1 X 2 Chi Square? With controlled expected values?

Good Morning,

I’m wondering if you could possibly help me with a little problem.

I have some data:
1. Number and date of disease outbreak each year
2. Date a warning system for this disease occurred each year based on environmental factors.

I would like to get a p value comparing the total amount of outbreaks with warning vs those without.
I do not have enough data to do a complete contingency table I believe, I tried before and my results did not look right.

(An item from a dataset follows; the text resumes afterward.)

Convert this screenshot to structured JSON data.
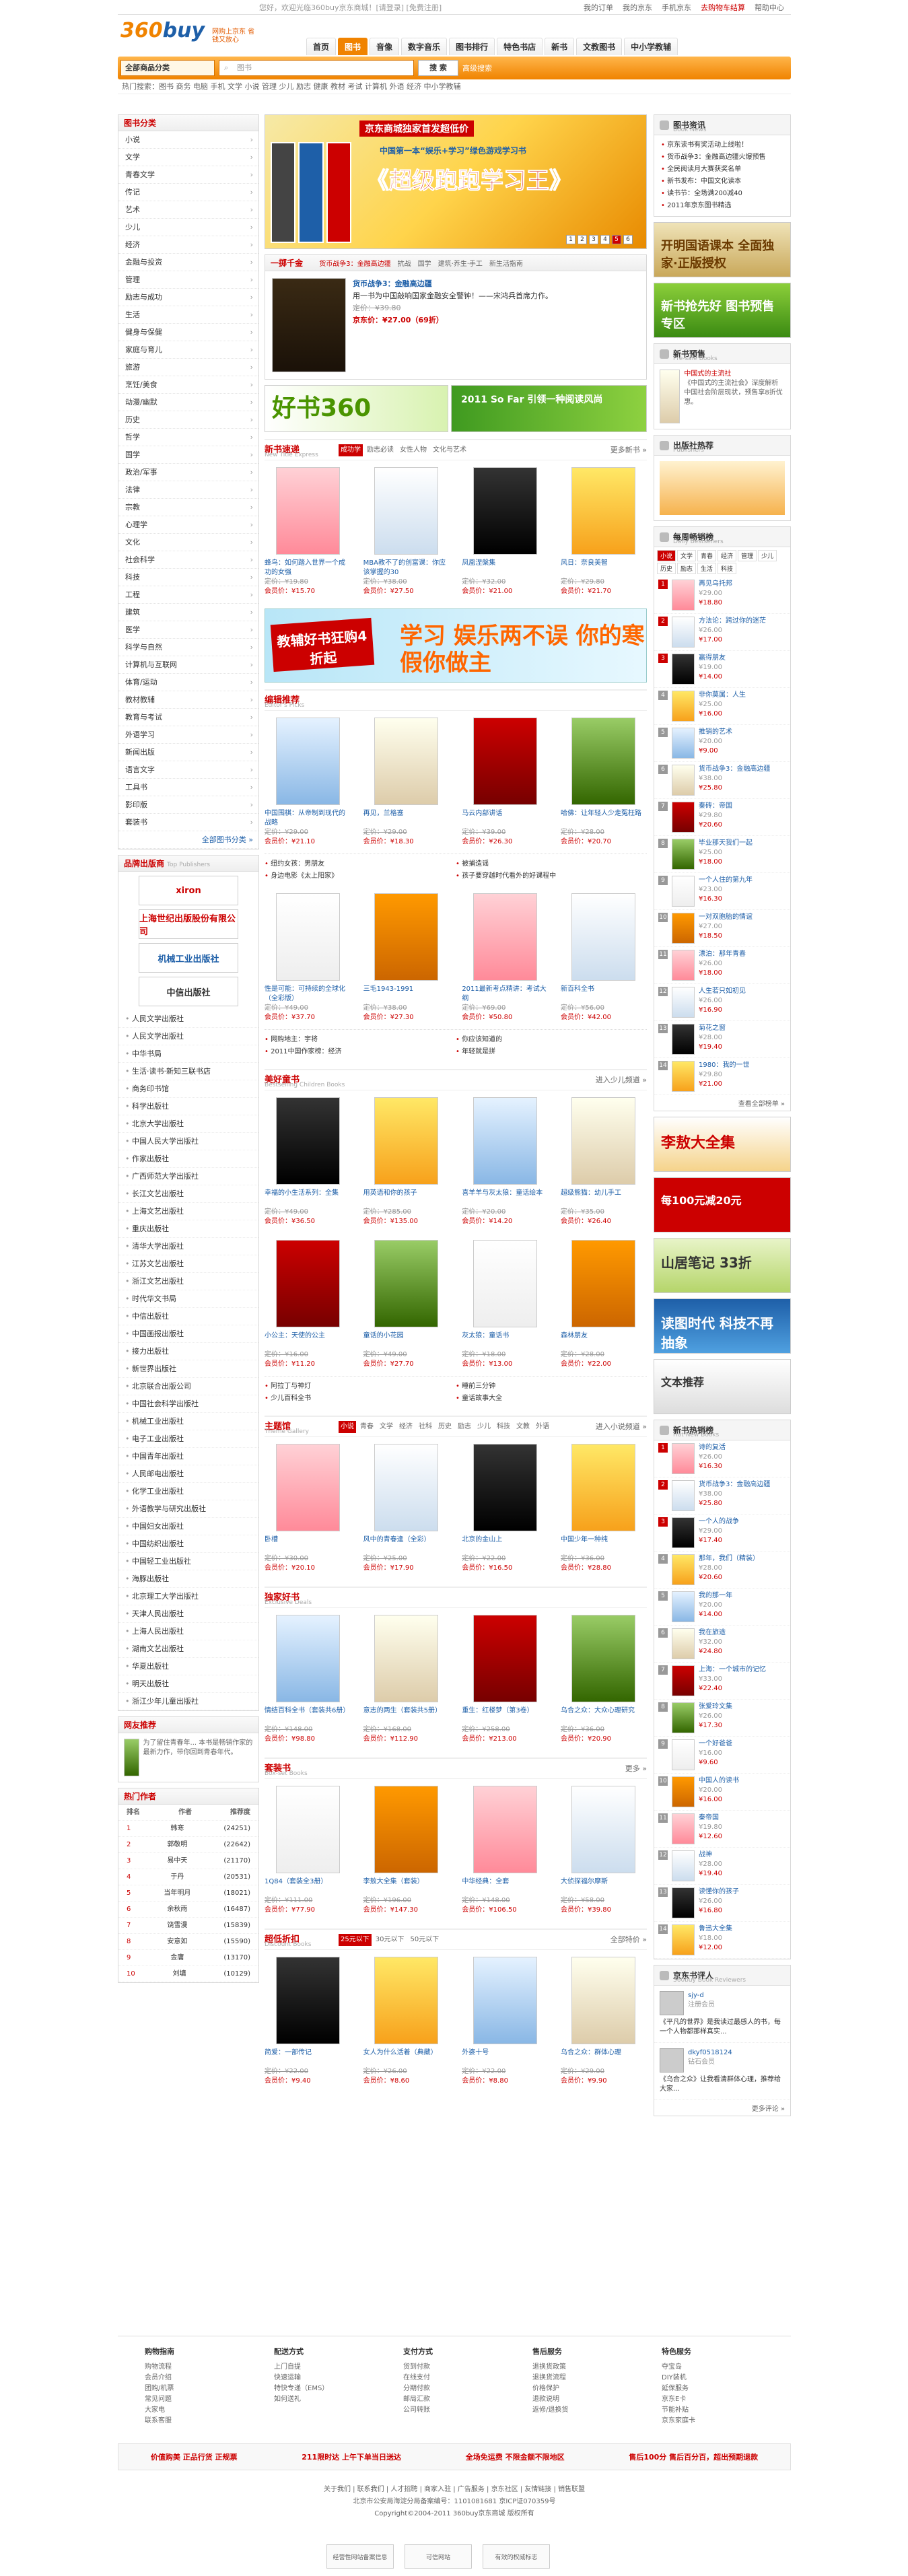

I would like to assess the probability for each year that the disease would be predicted by the system say 50% of the time, 60%, 70% etc.


No Warning Warning TOTAL
Outbreaks (Observed) 70 34 104
EXPECTED FREQUENCY 52(50%) 52(50%) 104(Total)

I have been trying different standard Chi Square statistics, but they don’t seem to be working. My p-values get smaller as I increase the expected frequency with a warning. This should not be the case, the probability should be reduced as I impose a higher expected warning compared to what was actually alerted.

If anybody could give me a bit of advice here I would be very grateful, even the name of an analysis which would meet the requirements of what I’m trying to do?

Thank you for your time.



Not a robit
For historic data (e.g., 2014) calculate the proportion of time the system accurately predicted outbreak. Next slap a 95% confidence interval on it and see if the interval excludes 50%, 60%, or 70%?
Is it okay to just use binomial probabilities?

(n k) p^k*q^n-q

but, use my observed values to determine the probability of success and failure, p and q and use my desired 50, 60, 70, 80, 90 and 100% as observed to see what the probability of achieving these rates is at each observed probability?

I'm sorry if that doesn't make sense.

I am just concerned, the binomial probability seems like such a basic, standard method, is it criticized? Is there a flaw? A more advanced method that should be used?